Food Funct. 2019 Apr 1 ;10(4):2114-2124. Epub 2019 Mar 28. PMID: 30919867
The aim of this study was to investigate the potential protective effect of virgin coconut oil (VCO) on oxidative stress parameters in the liver, kidneys and heart of alloxan-induced (150 mg kgi.p.) diabetes in rats. Our results showed that daily supplementation of VCO (20% of food) for 16 weeks significantly (p<0.05) ameliorates some deleterious effects caused by alloxan.
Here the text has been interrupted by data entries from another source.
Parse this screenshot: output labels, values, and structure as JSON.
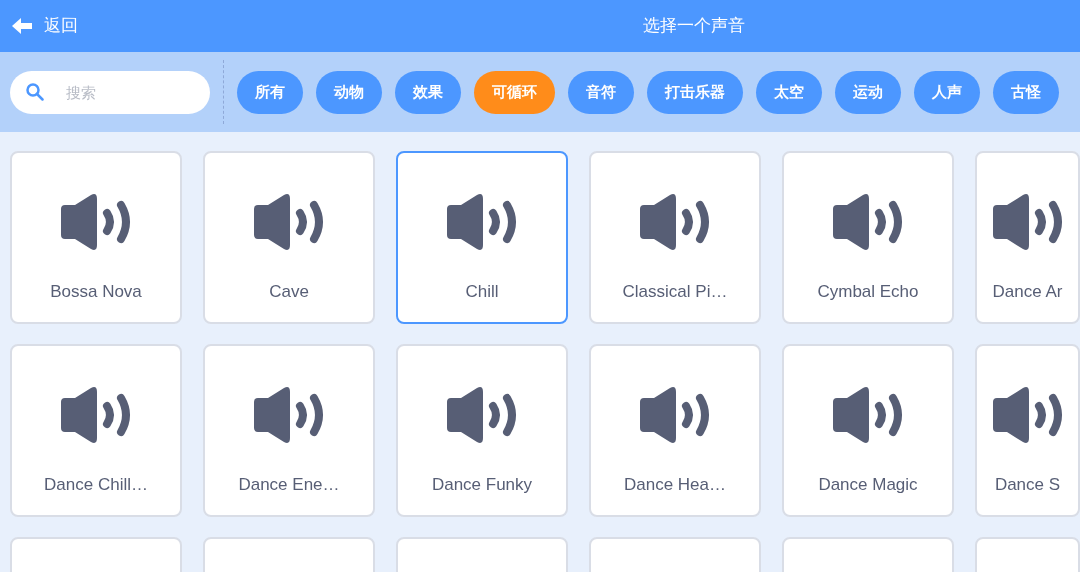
{
  "header": {
    "back": "返回",
    "title": "选择一个声音"
  },
  "search": {
    "placeholder": "搜索"
  },
  "categories": [
    {
      "label": "所有",
      "selected": false
    },
    {
      "label": "动物",
      "selected": false
    },
    {
      "label": "效果",
      "selected": false
    },
    {
      "label": "可循环",
      "selected": true
    },
    {
      "label": "音符",
      "selected": false
    },
    {
      "label": "打击乐器",
      "selected": false
    },
    {
      "label": "太空",
      "selected": false
    },
    {
      "label": "运动",
      "selected": false
    },
    {
      "label": "人声",
      "selected": false
    },
    {
      "label": "古怪",
      "selected": false
    }
  ],
  "sounds": [
    {
      "name": "Bossa Nova",
      "selected": false
    },
    {
      "name": "Cave",
      "selected": false
    },
    {
      "name": "Chill",
      "selected": true
    },
    {
      "name": "Classical Pi…",
      "selected": false
    },
    {
      "name": "Cymbal Echo",
      "selected": false
    },
    {
      "name": "Dance Ar",
      "selected": false
    },
    {
      "name": "Dance Chill…",
      "selected": false
    },
    {
      "name": "Dance Ene…",
      "selected": false
    },
    {
      "name": "Dance Funky",
      "selected": false
    },
    {
      "name": "Dance Hea…",
      "selected": false
    },
    {
      "name": "Dance Magic",
      "selected": false
    },
    {
      "name": "Dance S",
      "selected": false
    },
    {
      "selected": false
    },
    {
      "selected": false
    },
    {
      "selected": false
    },
    {
      "selected": false
    },
    {
      "selected": false
    },
    {
      "selected": false
    }
  ]
}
VCO reduced the diabetes-related increase in food (82.15± 1.49 vs. 145.51 ± 4.81 g per kg b.m. per day) and water (305.49 ± 6.09 vs. 583.98 ± 14.80 mL per kg b.m. per day) intake, and the decrease in the body mass gain (0.56 ± 0.16 vs. -2.13 ± 0.49 g per 100 g b.m. per week). In all three tissues, diabetes caused an increase in the concentration oftotal glutathione and sulfhydryl groups, and catalase and glutathione S-transferase activities, without changes in superoxide dismutase activity. Glutathione peroxidase activity was increased in the kidneys and heart, but not in the liver of the diabetic animals, while glutathione reductase activity was increased in the liver and the kidneys, and not in the heart. The simultaneous VCO supplementation increased the concentration of the sulfhydryl group in all three tissues of diabetic animals and decreased the glutathione S-transferase activity and glutathione concentration, without affectingthe glutathione reductase activity. In the liver of diabetic animals it decreased superoxide dismutase, catalase and glutathione peroxidase activities, in the heart catalase and glutathione peroxidase activities, and in the kidney catalase activity only. The results of canonical discriminant analysis of oxidative stress parameters revealed that VCO exerts its effects in a tissue-specific manner.